Mais il n'est pas évident que cela fonctionne, si l'on en croit Jean-Louis Chivot, secrétaire du CSE SNCF : "Certains élus ne veulent pas revenir en réunion plénière physique". Et l'élu UNSA d'ajouter : "Heureusement, nous avons ici une grande délégation, avec 35 élus titulaires et 35 suppléants, mais nous observons que certains élus sont très difficiles à joindre. Ils se sont mis en retrait". La crise sanitaire a été la goutte d'eau qui a fait déborder un vase déjà bien rempli par l'intensité du mandat en CSE, selon Jean-Louis Chivot : "Par rapport au CE, que j'ai connu, le travail du mandat CSE est beaucoup plus intense sur le plan psychologique.
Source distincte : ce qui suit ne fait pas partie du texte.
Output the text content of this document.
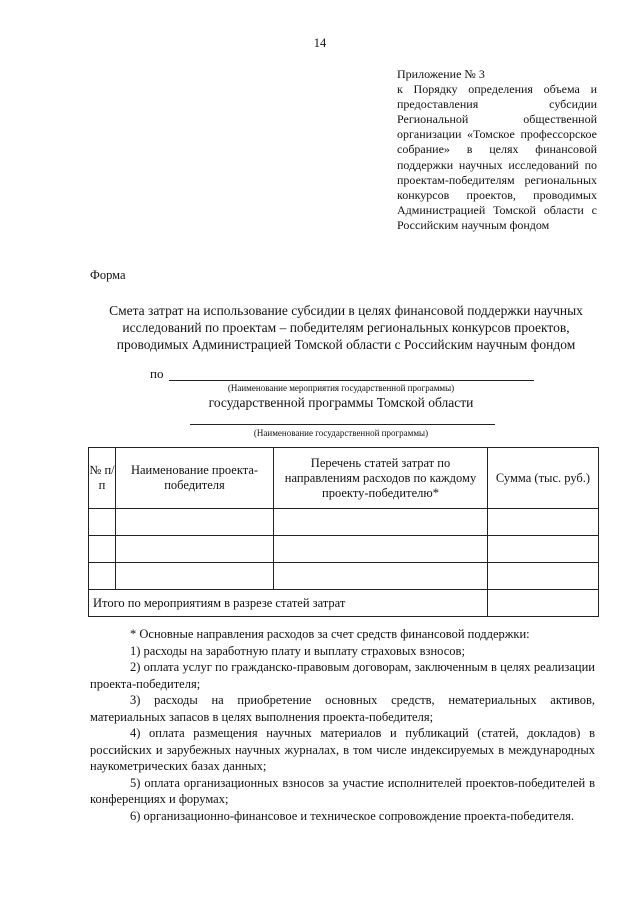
14
Приложение № 3
к Порядку определения объема и предоставления субсидии Региональной общественной организации «Томское профессорское собрание» в целях финансовой поддержки научных исследований по проектам-победителям региональных конкурсов проектов, проводимых Администрацией Томской области с Российским научным фондом
Форма
Смета затрат на использование субсидии в целях финансовой поддержки научных исследований по проектам – победителям региональных конкурсов проектов, проводимых Администрацией Томской области с Российским научным фондом
по
(Наименование мероприятия государственной программы)
государственной программы Томской области
(Наименование государственной программы)
№ п/п	Наименование проекта-победителя	Перечень статей затрат по направлениям расходов по каждому проекту-победителю*	Сумма (тыс. руб.)

Итого по мероприятиям в разрезе статей затрат			

* Основные направления расходов за счет средств финансовой поддержки:

1) расходы на заработную плату и выплату страховых взносов;

2) оплата услуг по гражданско-правовым договорам, заключенным в целях реализации проекта-победителя;

3) расходы на приобретение основных средств, нематериальных активов, материальных запасов в целях выполнения проекта-победителя;

4) оплата размещения научных материалов и публикаций (статей, докладов) в российских и зарубежных научных журналах, в том числе индексируемых в международных наукометрических базах данных;

5) оплата организационных взносов за участие исполнителей проектов-победителей в конференциях и форумах;

6) организационно-финансовое и техническое сопровождение проекта-победителя.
Il faut pouvoir passer rapidement d'un problème à l'autre, d'une question économique aux conditions de travail, c'est épuisant". 

Une période difficile à traverser

Cette menace d'absentéisme d'élus "décrocheurs", mot qui désigne habituellement des jeunes quittant le système scolaire sans diplôme ni qualification, Michelle Rousseau, présidente du cabinet Agate expertise (1), l'a également identifiée (voir ci-dessus son interview vidéo en marge du salonCE de Lille). "Nous avons pu observer dans certains cas un "décrochage" de l'activité des élus, nous expose-t-elle, certains étant des élus récents non formés à leur mandat, d'autres étant d'anciens membres du CHSCT qui ont été déçus par ce qui se passait au CSE. Certains salariés se sont retrouvés chez eux sans matériel informatique ou ne sachant pas s'en servir et ils étaient pourtant censés, sans formation préalable, suivre les visios pour représenter les autres".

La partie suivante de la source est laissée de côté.